I've loved my north end just as well. My bassinet was set beside the cash in our store, Dobies on Main Street. I grew up in the apartment above. Our first family vehicle was a delivery bike with the handlebars reserved for me. Yet I knew we weren't poor. We were rich in expectations. Everyone, even the tramps and oddballs, had a glow, a belief that somehow, we were headed towards something terrific.
The north end was no ghetto. I was raised to leave it; to complete the myth my parents and grandparents lived, the myth that gives the north end life - the myth of making it.

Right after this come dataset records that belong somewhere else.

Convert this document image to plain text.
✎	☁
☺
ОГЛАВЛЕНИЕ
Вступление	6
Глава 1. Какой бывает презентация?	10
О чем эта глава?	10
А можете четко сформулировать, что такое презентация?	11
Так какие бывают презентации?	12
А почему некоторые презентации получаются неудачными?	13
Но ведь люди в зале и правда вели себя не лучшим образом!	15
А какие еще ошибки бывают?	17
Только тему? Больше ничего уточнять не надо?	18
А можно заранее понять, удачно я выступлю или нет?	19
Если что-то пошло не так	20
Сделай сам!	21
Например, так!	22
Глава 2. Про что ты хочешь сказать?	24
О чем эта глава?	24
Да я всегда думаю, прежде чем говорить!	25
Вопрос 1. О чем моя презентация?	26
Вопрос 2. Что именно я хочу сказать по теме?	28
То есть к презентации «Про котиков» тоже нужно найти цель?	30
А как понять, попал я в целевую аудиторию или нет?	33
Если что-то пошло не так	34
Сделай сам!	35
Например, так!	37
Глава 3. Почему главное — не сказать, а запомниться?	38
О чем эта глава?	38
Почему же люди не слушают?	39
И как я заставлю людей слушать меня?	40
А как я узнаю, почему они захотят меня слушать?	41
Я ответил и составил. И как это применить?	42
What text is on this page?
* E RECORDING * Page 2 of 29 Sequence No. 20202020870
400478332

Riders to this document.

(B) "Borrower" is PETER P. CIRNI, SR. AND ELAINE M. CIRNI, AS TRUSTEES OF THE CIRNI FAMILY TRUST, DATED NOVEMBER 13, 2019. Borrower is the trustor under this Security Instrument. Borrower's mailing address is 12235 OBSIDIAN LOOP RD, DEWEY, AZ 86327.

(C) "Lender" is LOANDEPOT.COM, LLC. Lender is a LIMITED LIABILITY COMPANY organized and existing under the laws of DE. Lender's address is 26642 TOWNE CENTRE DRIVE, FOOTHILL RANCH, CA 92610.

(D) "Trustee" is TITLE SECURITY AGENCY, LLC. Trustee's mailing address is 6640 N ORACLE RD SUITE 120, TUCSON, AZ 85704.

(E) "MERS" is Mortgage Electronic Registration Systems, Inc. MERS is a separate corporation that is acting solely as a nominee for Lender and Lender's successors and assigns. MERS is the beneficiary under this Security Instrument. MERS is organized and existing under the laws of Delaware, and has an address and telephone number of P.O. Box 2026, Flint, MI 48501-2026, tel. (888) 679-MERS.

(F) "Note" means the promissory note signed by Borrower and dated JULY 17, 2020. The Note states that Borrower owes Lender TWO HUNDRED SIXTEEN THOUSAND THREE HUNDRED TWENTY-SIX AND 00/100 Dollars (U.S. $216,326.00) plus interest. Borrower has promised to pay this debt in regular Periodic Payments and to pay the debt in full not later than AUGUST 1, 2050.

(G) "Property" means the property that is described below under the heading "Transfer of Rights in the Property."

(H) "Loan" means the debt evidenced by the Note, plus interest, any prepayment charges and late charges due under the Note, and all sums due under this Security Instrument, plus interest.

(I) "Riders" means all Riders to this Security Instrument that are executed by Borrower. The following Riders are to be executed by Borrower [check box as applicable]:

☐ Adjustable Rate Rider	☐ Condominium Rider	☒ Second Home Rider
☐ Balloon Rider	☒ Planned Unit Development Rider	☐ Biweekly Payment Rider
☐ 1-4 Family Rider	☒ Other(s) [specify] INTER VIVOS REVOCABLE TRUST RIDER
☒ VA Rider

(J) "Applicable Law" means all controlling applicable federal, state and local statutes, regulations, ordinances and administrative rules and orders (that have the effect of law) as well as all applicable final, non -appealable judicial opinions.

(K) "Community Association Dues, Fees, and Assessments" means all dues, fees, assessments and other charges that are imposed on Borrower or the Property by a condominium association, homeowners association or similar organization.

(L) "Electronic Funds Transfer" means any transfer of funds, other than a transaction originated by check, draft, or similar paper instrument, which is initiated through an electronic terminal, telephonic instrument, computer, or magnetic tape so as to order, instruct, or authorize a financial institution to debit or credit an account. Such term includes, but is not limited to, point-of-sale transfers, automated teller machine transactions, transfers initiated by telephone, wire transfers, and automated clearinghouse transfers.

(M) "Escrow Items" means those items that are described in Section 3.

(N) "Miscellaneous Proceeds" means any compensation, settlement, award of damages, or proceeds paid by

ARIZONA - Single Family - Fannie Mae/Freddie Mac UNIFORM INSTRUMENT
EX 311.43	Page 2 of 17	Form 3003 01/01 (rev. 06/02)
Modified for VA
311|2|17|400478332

Sure, I scrambled like my dad, selling door to door, hauling furniture, working the trains and factories, anything to save for university. Yet it was as easy for me as it had been impossible for him. I was riding so much higher on the same wave of prosperity that gave my parents and grand- parents better lives. It carried me through university and into a profession. Made it.
Making it meant leaving it. I moved out of the north end but never thought that it would change. I got a warning shock after my baba's death. She ended her years in the Olympic towers near Main and College. I called it the Old Timers Towers for the babas and zeydas who filled the lobby like whimsical checkpoint guards, "So, who's your baba? Nu? And who's your parents? Oy, I knew your mama from ven she had diapers! And vat kind living are you in?"
I passed them one last time to clear out my baba's suite. The lobby was still full of old folks gossiping, but something was missing. The it came to me. No accents. These were new "old timers" born in Canada. Not just my baba was gone but her whole generation.
Now my dad's generation is going along with his north end. And my north end, as well. I tried to find it through writing. I wrote an adult fiction called This Business With Elijah. Two main characters are a boy and an old caretaker who tells him mystical tales. I wanted the book cover to show the boy in front of his parents' store window. He would be watching clouds reflected in the glass as he imagined the mystical Elijah in the sky. I set out with a photographer but was shocked that I couldn't find a clothing store typical of my old north end.
\Ve finally shot the cover at Ragpickers a vintage clothing store off Old Market Square. I felt badly at the deception but worse about how much of the north end was lost.
Much later, I drove my mother past the window. "Look, mom," I said. "I used that for the book cover." "That's in the Whitlaw Building," " she said. "I once worked on the third floor for the Chmelnitskys." "Oh, yeah?" I replied. "And your father, he was a shipper across the street at Kay's Limited." "I must have known that," I said. "The main floor was Ernie Bronstein's lunch counter. You didn't know that." "OK, mom. So?" "So, if you were that boy on the cover of your book and you were looking through that window in 1947, then you would have seen me meet your father for the very first time.
In some ways the north end will never change. It keeps finding me and I keep finding it.